Thursday, January 7, 2010

2 of 8 Looms

It's chemo number 2 already tomorrow. Today I have to go for blood tests to make sure that my white blood cells can cope with the onslaught. I feel miserable. I am demotivated to do any work. I don't want to go out as I am a little self-conscious with my head. I don't want to read, write or do anything. I just want to be happy and have my old life back.

I am freaking out about the needles for today and tomorrow. I read in my "Chicken Soup for the Breast Cancer Survivor" book that one of the patients also had the same freaking-out anxieties and simply asked for white numbing cream that goes on about half an hour before. WHY DON'T DOCTORS TELL US ABOUT THINGS LIKE THIS???? They are more interested in putting the R240 next to the time of your appointment in big bold letters. This is obviously the most important thing to them. He better have something to tell me that I don't already know that is worth the R240, otherwise I will bitch about that too.

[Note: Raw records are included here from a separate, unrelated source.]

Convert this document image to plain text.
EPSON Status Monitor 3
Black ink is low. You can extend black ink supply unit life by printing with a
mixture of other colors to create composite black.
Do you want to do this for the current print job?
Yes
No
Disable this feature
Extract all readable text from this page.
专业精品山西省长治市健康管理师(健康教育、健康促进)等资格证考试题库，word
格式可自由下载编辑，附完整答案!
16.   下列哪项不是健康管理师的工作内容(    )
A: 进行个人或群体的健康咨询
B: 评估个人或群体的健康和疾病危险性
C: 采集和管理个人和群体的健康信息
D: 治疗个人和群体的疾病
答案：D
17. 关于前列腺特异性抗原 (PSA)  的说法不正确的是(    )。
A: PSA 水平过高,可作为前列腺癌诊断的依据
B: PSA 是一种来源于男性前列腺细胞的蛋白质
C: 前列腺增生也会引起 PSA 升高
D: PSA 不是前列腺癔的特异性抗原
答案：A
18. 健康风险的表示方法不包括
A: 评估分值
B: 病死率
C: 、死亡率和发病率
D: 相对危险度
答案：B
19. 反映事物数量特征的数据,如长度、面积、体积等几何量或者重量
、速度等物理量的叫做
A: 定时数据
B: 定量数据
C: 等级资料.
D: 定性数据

I am in the perfect frame of mind to let my oncologist know exactly how I feel about their oncology unit. Give him a piece of my disgruntled mind, I will. Luckily for him, I am not the person who only bitches about their problems, I will provide solutions as to how they could run things more friendly and smoothly from a patients point-of-view. Why bitch about a problem unless you have a suggestive solution to go with it.

So I phoned around and there is an over-the-counter cream called Emla that I can try and put on a half an hour before. Let's hope it works. I am also going to take a big dose of Calmettes. I would rather be half-doped in my chair than have to look at a whole bunch of sad-sack old ducks turning yellow and probably talking about their bald heads in Afrikaans. Bleeeuuuggghhh (.)(.)

1 comment:

  1. Sounds like you're taking charge of the situation. Good. Also remember to take something along to listen to - music on a MP3 player, or something. Good luck.